Joseph Goebbels, the Nazi minister of propaganda, asserted that if we repeat a lie enough times, it becomes the truth. Through weight of repetition, the mantras of our political parties, corporations and other organizations now appear true.

“We want the best person for the job,” and “We want to think outside of the box,” they say.

And we believe them. But such contentions curtain delusion.

Ronald Heifetz, of Harvard’s Kennedy school of government, argues that organizations are akin to organisms, and what all organisms want is constancy. For example, if the human body’s temperature rises a mere degree, it sweats and we shed clothing. If our temperature drops a mere degree, we shiver and we don additional clothing. Organizations behave in similar ways. They want the “same old, same old.”
America’s corporations, government and communities seek constancy. Via acclimation, we prefer “presidential” appearing candidates, which is code for patrician-appearing white men.

Yes, I know that there’s been progress.

One might assert: “No gender in the world has made as much progress as the American woman since she was set free to vote nearly 90 years ago.”

Since the 19th Amendment to the U.S. Constitution ceded women the right to vote 94 years ago, there has been progress. Women, the majority gender, today comprise 1.2 percent of the Fortune 500 CEO population. Seven of the 50 governors are female. There have been no female vice presidents and no female presidents. The numbers also are telling for black Americans, who comprise 0.6 percent of the Fortune 500 CEO population, with no black governors, vice presidents or presidents.

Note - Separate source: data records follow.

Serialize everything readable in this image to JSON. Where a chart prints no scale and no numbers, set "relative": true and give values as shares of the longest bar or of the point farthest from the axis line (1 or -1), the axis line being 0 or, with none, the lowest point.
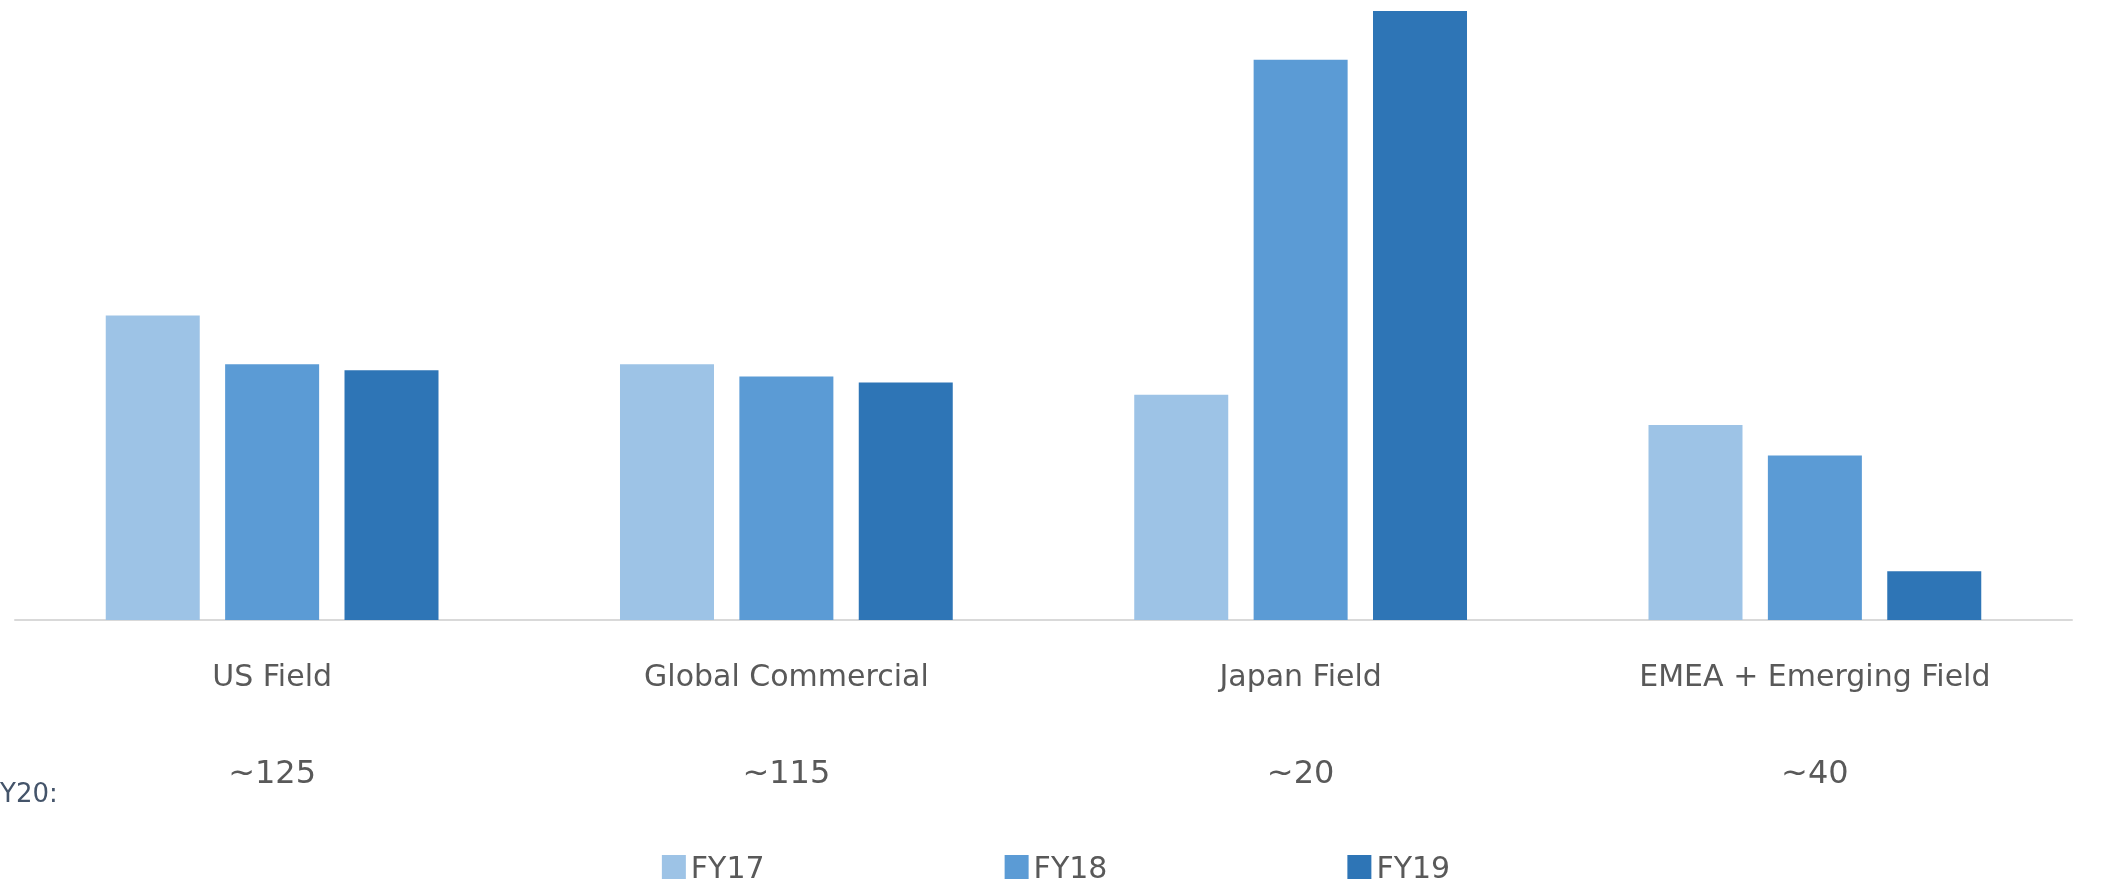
{
  "chart_data": {
    "type": "bar",
    "relative": true,
    "categories": [
      "US Field",
      "Global Commercial",
      "Japan Field",
      "EMEA + Emerging Field"
    ],
    "series": [
      {
        "name": "FY17",
        "color": "#9dc3e6",
        "values": [
          0.5,
          0.42,
          0.37,
          0.32
        ]
      },
      {
        "name": "FY18",
        "color": "#5b9bd5",
        "values": [
          0.42,
          0.4,
          0.92,
          0.27
        ]
      },
      {
        "name": "FY19",
        "color": "#2e75b6",
        "values": [
          0.41,
          0.39,
          1,
          0.08
        ]
      }
    ],
    "annotations": [
      "Y20:",
      "~125",
      "~115",
      "~20",
      "~40"
    ],
    "legend": "bottom"
  }
}
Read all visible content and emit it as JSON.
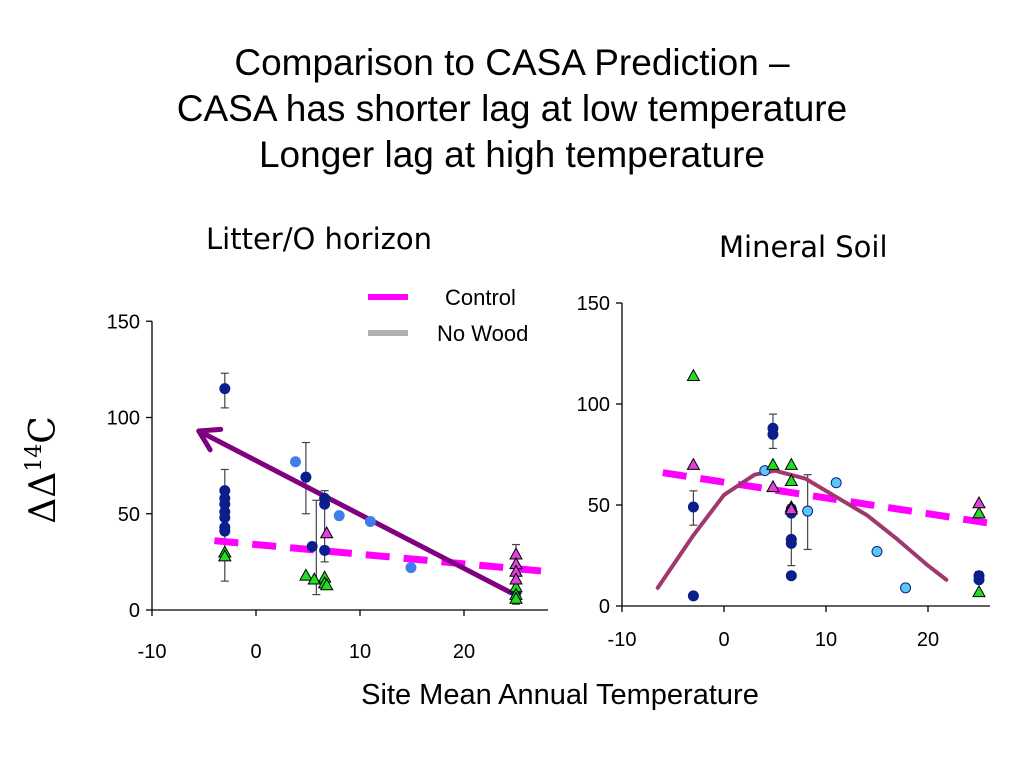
{
  "title_lines": [
    "Comparison to CASA Prediction –",
    "CASA has shorter lag at low temperature",
    "Longer lag at high temperature"
  ],
  "colors": {
    "control": "#ff00ff",
    "no_wood": "#b0b0b0",
    "purple_arrow": "#800080",
    "model_curve": "#a0386e",
    "dark_blue": "#0b1f8a",
    "light_blue": "#3f7ee8",
    "cyan": "#5cc7f0",
    "green": "#22dd22",
    "magenta_tri": "#e040e0",
    "axis": "#000000"
  },
  "legend": [
    {
      "label": "Control",
      "color": "#ff00ff"
    },
    {
      "label": "No Wood",
      "color": "#b0b0b0"
    }
  ],
  "y_axis_label": "ΔΔ14C",
  "x_axis_label": "Site Mean Annual Temperature",
  "chart_data": [
    {
      "type": "scatter",
      "title": "Litter/O horizon",
      "xlim": [
        -10,
        25
      ],
      "ylim": [
        0,
        150
      ],
      "xticks": [
        -10,
        0,
        10,
        20
      ],
      "yticks": [
        0,
        50,
        100,
        150
      ],
      "series": [
        {
          "marker": "dark_blue_circle",
          "points": [
            [
              -3,
              115
            ],
            [
              -3,
              62
            ],
            [
              -3,
              58
            ],
            [
              -3,
              55
            ],
            [
              -3,
              51
            ],
            [
              -3,
              48
            ],
            [
              -3,
              43
            ],
            [
              -3,
              41
            ],
            [
              4.8,
              69
            ],
            [
              5.4,
              33
            ],
            [
              6.6,
              58
            ],
            [
              6.6,
              55
            ],
            [
              6.6,
              31
            ],
            [
              25,
              9
            ]
          ]
        },
        {
          "marker": "light_blue_circle",
          "points": [
            [
              3.8,
              77
            ],
            [
              8,
              49
            ],
            [
              11,
              46
            ],
            [
              14.9,
              22
            ]
          ]
        },
        {
          "marker": "green_triangle",
          "points": [
            [
              -3,
              30
            ],
            [
              -3,
              28
            ],
            [
              4.8,
              18
            ],
            [
              5.6,
              16
            ],
            [
              6.6,
              17
            ],
            [
              6.6,
              14
            ],
            [
              6.8,
              13
            ],
            [
              25,
              12
            ],
            [
              25,
              8
            ],
            [
              25,
              6
            ]
          ]
        },
        {
          "marker": "magenta_triangle",
          "points": [
            [
              6.8,
              40
            ],
            [
              25,
              29
            ],
            [
              25,
              24
            ],
            [
              25,
              20
            ],
            [
              25,
              16
            ]
          ]
        }
      ],
      "error_bars": [
        {
          "x": -3,
          "low": 105,
          "high": 123
        },
        {
          "x": -3,
          "low": 15,
          "high": 73
        },
        {
          "x": 4.8,
          "low": 50,
          "high": 87
        },
        {
          "x": 5.8,
          "low": 8,
          "high": 57
        },
        {
          "x": 6.6,
          "low": 25,
          "high": 62
        },
        {
          "x": 25,
          "low": 3,
          "high": 34
        }
      ],
      "lines": [
        {
          "name": "Control",
          "style": "dashed",
          "color": "control",
          "x": [
            -4,
            28
          ],
          "y": [
            36,
            20
          ]
        }
      ],
      "arrow": {
        "from": [
          24.5,
          9
        ],
        "to": [
          -5.5,
          93
        ]
      }
    },
    {
      "type": "scatter",
      "title": "Mineral Soil",
      "xlim": [
        -10,
        25
      ],
      "ylim": [
        0,
        150
      ],
      "xticks": [
        -10,
        0,
        10,
        20
      ],
      "yticks": [
        0,
        50,
        100,
        150
      ],
      "series": [
        {
          "marker": "dark_blue_circle",
          "points": [
            [
              -3,
              49
            ],
            [
              -3,
              5
            ],
            [
              4.8,
              88
            ],
            [
              4.8,
              85
            ],
            [
              6.6,
              48
            ],
            [
              6.6,
              46
            ],
            [
              6.6,
              33
            ],
            [
              6.6,
              31
            ],
            [
              6.6,
              15
            ],
            [
              25,
              15
            ],
            [
              25,
              13
            ]
          ]
        },
        {
          "marker": "cyan_circle",
          "points": [
            [
              4,
              67
            ],
            [
              8.2,
              47
            ],
            [
              11,
              61
            ],
            [
              15,
              27
            ],
            [
              17.8,
              9
            ]
          ]
        },
        {
          "marker": "green_triangle",
          "points": [
            [
              -3,
              114
            ],
            [
              4.8,
              70
            ],
            [
              6.6,
              70
            ],
            [
              6.6,
              62
            ],
            [
              6.6,
              49
            ],
            [
              25,
              46
            ],
            [
              25,
              7
            ]
          ]
        },
        {
          "marker": "magenta_triangle",
          "points": [
            [
              -3,
              70
            ],
            [
              4.8,
              59
            ],
            [
              6.6,
              48
            ],
            [
              25,
              51
            ]
          ]
        }
      ],
      "error_bars": [
        {
          "x": -3,
          "low": 40,
          "high": 57
        },
        {
          "x": 4.8,
          "low": 78,
          "high": 95
        },
        {
          "x": 6.6,
          "low": 20,
          "high": 50
        },
        {
          "x": 8.2,
          "low": 28,
          "high": 65
        },
        {
          "x": 25,
          "low": 12,
          "high": 17
        }
      ],
      "lines": [
        {
          "name": "Control",
          "style": "dashed",
          "color": "control",
          "x": [
            -6,
            26
          ],
          "y": [
            66,
            41
          ]
        },
        {
          "name": "",
          "style": "solid",
          "color": "model_curve",
          "x": [
            -6.5,
            -3,
            0,
            3,
            5,
            8,
            11,
            14,
            17,
            20,
            21.8
          ],
          "y": [
            9,
            35,
            55,
            65,
            67,
            63,
            54,
            45,
            33,
            20,
            13
          ]
        }
      ]
    }
  ]
}
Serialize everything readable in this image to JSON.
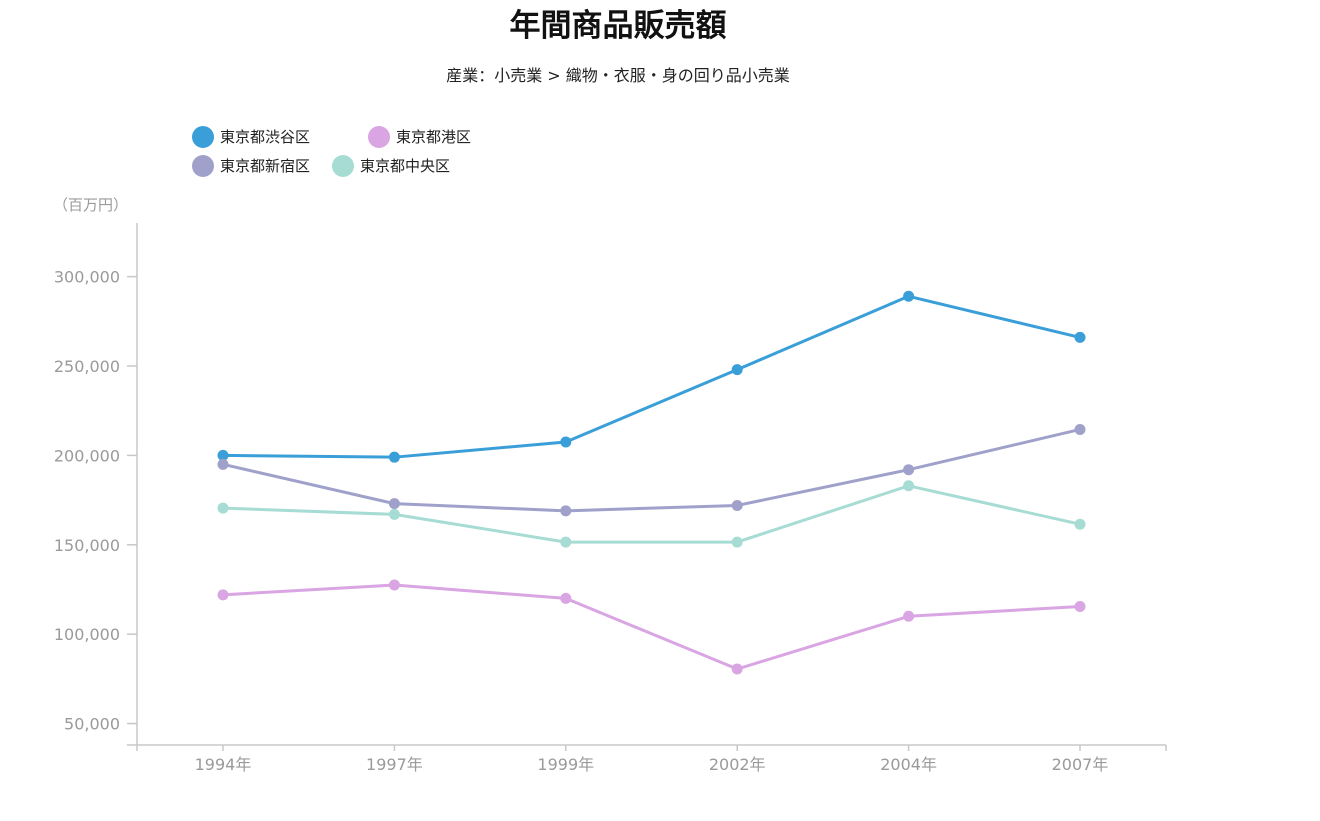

Yes, change is hard. It entails losses: the loss of the familiar and the loss of predictability. It also entails the loss of privilege, but in the end, the refusal of the Republican and Democratic parties to offer candidates that aren’t white, rich and male is embarrassing.

American organizations might assert that they want to think outside of the box and acquire the best person for the job, but the years and the figures suggest otherwise.
I understand that the two primary parties have “contributed gladly to … (the) advancement (of women and folk with degrees of pigmentation beyond pink) and will continue to do so, if social reformers who know little about (the) problem will let (them) work it out in (their) own way.”

But I wince when I hear their mantras, like I would wince if Lee B. Weathers started pontificating in 1956 about the contributions of the Southern white man to the unprecedented progress of the Southern Negro.